November 5th, 2014
by Countess Tea
Hi, all!
Every creative type gets their start somewhere– and it’s often with the books we loved as children. I know I learned to draw by copying my favorite picture book illustrators and comic strips. Today, I asked our cartoonists to tell me about the books that were influential to them in their journey to becoming stars of the funny pages.
When I was a young boy, my public library in Covington, Virginia had a copy of a book entitled “How To Draw And Sell Cartoons” by David Breger. He drew the “Mr. Breger” comic panel for King Features from 1945-1970. The book was fairly old when I first checked it out, but I read and re-read and re-read that book so many times! I couldn’t even tell you how many times I checked that book out. It was very inspirational and informative to me as an aspiring young cartoonist. It was the first book I remember reading about the process and business of cartooning.
John Rose, Barney Google and Snuffy Smith
The book most influential to my career as a cartoonist is ‘How to Draw and Sell Cartoons’ by Ross Thomson and Bill Hewison. Your question prompted me to read it again and it’s even better than I remembered.
Kieran Meehan, Pros and Cons
This was my most important book I had as a young kid – How to Draw Comics the Marvel Way. My art classes at the time were geared more towards arts and crafts, and kids who wanted the easy grade, so this book was a watershed. Not only did it teach tools of the trade, perspective, figure drawing and composition – but it was based off a drawing course taught by iconic comic book artist John Buscema. It was the first book in my mind that treated comic art as a serious business (Stan Lee’s hyperbolic writing aside). That train of thinking later lead me to the Joe Kubert School of Cartoon and Comic Art and the career that lay ahead…
Jim Keefe, Flash Gordon and Sally Forth
Mort Walker’s “Backstage at the Strips” came out while I was a senior in high school. I’d already been drawing my whole life, but that book demonstrated the day-to-day process of creating a daily syndicated strip with all of the nuts and bolts that go into it. It gave me a blueprint for what had previously been a mysterious path toward realizing my dream
Bill Holbrook, On the Fastrack and Safe Havens
General Theory of Relativity by P. A. M. Dirac. (I am a Ph.D. physicist. I knew Dirac personally.)
Bud Grace, Piranha Club
When I was starting out, there was no internet and Mort Gerberg’s Cartooning was my bible on the craft.
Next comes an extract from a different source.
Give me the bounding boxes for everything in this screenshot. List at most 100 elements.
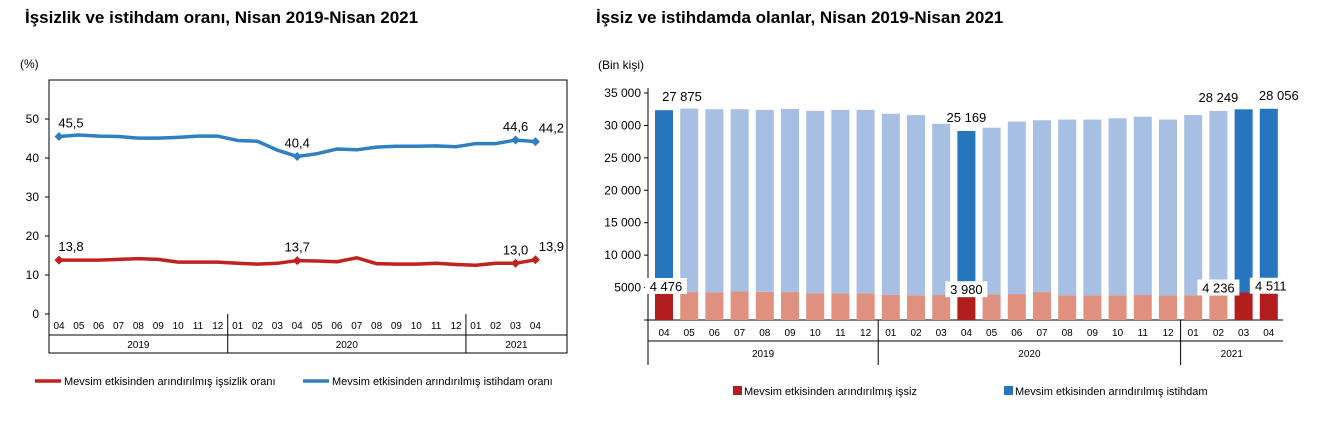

Other than that, I devoured cartoon collections by the usual suspects, including Watterson, Schulz, Breathed and Larson.
Alex Hallatt, Arctic Circle
I’ve had many influences, of course, but the two books that really made me want to be a cartoonist were “Never Eat Anything Bigger Than Your Head and Other Stories” by B. Kliban, and a book of wordless cartoons by Quino. Can’t recall the title.
Dan Piraro, Bizarro
The book that influenced me the most was a comic book–namely Mad magazine #11 in 1954. I was 10. It rearranged my brain circuits with its Basil Wolverton cover and the
parody of the “Dragnet” TV cop show inside. Its message that everything I was being told by society, school and parents was not the whole picture—that some of it might even be corrupt or ridiculous–probably set me on the path I follow to this day. Thank you, Harvey Kurtzman!
Bill Griffith, Zippy The Pinhead
BACKSTAGE AT THE STRIPS by Mort Walker was a big inspiration for me……another was THE ART OF HUMOROUS ILLUSTRATION by Nick Meglin.
Ron Ferdinand, Dennis the Menace
I started reading when I was 4 years old and used to check out 3 books a week at the library. I had many favorites but I guess the one that gave me the most inspiration was the collection of Norman Rockwell illustrations. Not only was he a great artist but his images showed such insight into the lives of average people with great humor and sympathy. He was scorned by regular artists because he went beyond painting pretty scenes and told little stories. I loved his work and decided to get a little empathy and feelings that the reader could relate to un my work.